De Nederlandse Governance Code
De verschillende Governance Codes gaan daarin nog verder. Zo stelt de Nederlandse Governance Code (wettelijk verplicht voor beursgenoteerde ondernemingen) onomwonden: ”De raad van commissarissen is zodanig samengesteld dat de leden ten opzichte van elkaar, het bestuur en welk deelbelang dan ook onafhankelijk en kritisch kunnen opereren.” Een belangrijk criterium in de code is, dat een commissaris niet onafhankelijk is als hij ten minste 10% van de aandelen heeft. Of als hij werknemer dan wel bestuurder is van een rechtspersoon die 10% of meer van de aandelen houdt. Volgens de code mag voor hooguit een minderheid van de commissarissen een uitzondering gemaakt worden.

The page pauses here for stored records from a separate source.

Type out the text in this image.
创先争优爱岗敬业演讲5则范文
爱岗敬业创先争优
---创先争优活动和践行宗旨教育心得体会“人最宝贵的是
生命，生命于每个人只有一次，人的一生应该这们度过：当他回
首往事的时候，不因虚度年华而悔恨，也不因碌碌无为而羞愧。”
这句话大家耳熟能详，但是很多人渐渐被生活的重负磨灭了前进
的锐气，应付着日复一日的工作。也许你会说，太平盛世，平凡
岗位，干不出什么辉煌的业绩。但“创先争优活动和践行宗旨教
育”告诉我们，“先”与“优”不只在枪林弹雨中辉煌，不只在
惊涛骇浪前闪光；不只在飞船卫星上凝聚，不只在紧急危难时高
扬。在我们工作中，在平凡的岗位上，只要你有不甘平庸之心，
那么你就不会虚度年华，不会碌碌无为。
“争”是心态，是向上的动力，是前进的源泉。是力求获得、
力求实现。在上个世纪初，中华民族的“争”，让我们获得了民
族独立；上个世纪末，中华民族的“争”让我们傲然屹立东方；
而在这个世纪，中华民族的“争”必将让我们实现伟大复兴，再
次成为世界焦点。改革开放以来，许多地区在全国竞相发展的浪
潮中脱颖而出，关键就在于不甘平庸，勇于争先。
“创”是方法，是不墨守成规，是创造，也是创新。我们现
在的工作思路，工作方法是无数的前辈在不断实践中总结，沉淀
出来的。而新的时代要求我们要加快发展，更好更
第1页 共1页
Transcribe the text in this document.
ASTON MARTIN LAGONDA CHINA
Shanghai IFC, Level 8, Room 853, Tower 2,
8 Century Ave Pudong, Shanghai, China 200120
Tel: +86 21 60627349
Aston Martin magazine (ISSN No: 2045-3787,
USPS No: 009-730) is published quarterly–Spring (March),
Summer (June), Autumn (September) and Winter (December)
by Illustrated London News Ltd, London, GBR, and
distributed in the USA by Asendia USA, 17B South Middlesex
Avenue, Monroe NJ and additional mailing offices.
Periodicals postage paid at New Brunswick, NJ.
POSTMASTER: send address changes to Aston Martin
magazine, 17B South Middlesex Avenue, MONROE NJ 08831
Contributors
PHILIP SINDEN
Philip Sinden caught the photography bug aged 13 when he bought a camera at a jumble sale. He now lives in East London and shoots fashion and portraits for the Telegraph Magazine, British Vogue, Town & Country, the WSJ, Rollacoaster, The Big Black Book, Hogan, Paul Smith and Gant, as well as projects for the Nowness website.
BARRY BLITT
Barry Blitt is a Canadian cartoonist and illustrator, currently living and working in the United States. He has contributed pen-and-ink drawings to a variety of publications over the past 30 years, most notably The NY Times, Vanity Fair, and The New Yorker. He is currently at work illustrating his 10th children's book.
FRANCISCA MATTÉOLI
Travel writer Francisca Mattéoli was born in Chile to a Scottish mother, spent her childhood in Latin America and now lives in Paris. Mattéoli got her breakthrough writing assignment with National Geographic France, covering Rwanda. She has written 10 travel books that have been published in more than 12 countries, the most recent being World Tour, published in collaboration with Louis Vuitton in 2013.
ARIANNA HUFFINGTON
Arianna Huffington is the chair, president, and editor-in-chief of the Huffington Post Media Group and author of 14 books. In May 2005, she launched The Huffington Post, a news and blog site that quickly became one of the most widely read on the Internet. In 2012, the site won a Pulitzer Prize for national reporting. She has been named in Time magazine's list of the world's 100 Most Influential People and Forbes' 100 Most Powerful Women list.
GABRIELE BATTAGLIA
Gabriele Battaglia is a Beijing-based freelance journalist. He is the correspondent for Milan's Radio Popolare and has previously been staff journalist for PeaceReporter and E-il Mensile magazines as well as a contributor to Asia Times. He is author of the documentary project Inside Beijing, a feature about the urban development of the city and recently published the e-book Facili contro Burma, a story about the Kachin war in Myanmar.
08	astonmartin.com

In theorie klinkt dat mooi. Maar de praktijk, vooral bij Nederlandse dochters van buitenlandse ondernemingen (maar ook bij familiebedrijven), is weerbarstiger. Dat speelt vooral als de Nederlandse dochter een zogenaamde structuurvennootschap is. Dat wil zeggen dat er minstens € 16 miljoen eigen vermogen op de balans staat, dat er tenminste 100 werknemers in Nederland werkzaam zijn en als er een wettelijk verplichte ondernemingsraad is. Immers, voldoet een Nederlandse dochter niet aan die criteria is een RvC niet verplicht. En dan is die er meestal ook niet.
Toezicht houden op jezelf
Neem het volgende praktijkvoorbeeld. Daar is de situatie rond de RvC wel heel bizar. Het moederbedrijf (ook een Nederlandse BV, met daar boven nog een aantal BV’s die uiteindelijk weer een buitenlandse moeder hebben) is niet alleen 100% aandeelhouder van de werkmaatschappij, maar staat ook bij de Kamer van Koophandel ingeschreven als bestuur van de dochter. De 2 directeur/bestuurders van de moeder nemen dus alle beslissingen als Algemene vergadering van aandeelhouders (AvA) en ook als bestuur van de dochter. En omdat de dochter structuurvennootschap is, is er ook een RvC ingesteld. Die bestaat uit de twee directeur/bestuurders van de moeder. Met als derde lid de CEO van de hoogste BV in het Nederlandse deel van de keten van BV’s. Als commissarissen houden de 2 directeuren dus namens zichzelf als AvA toezicht op zichzelf als bestuur.
De ondernemingsraad kan in zo’n geval natuurlijk proberen om gebruik te maken van zijn wettelijk recht om aan de Ondernemingskamer van het gerechtshof in Amsterdam te vragen om 1 of 2 van de commissarissen te ontslaan wegens zwaarwegende omstandigheden (in dit geval het gebrek aan onafhankelijkheid van alle commissarissen). Maar dat lijkt toch wel een erg zwaar middel. En 100% zekerheid dat de ondernemingsraad gelijk krijgt is er niet.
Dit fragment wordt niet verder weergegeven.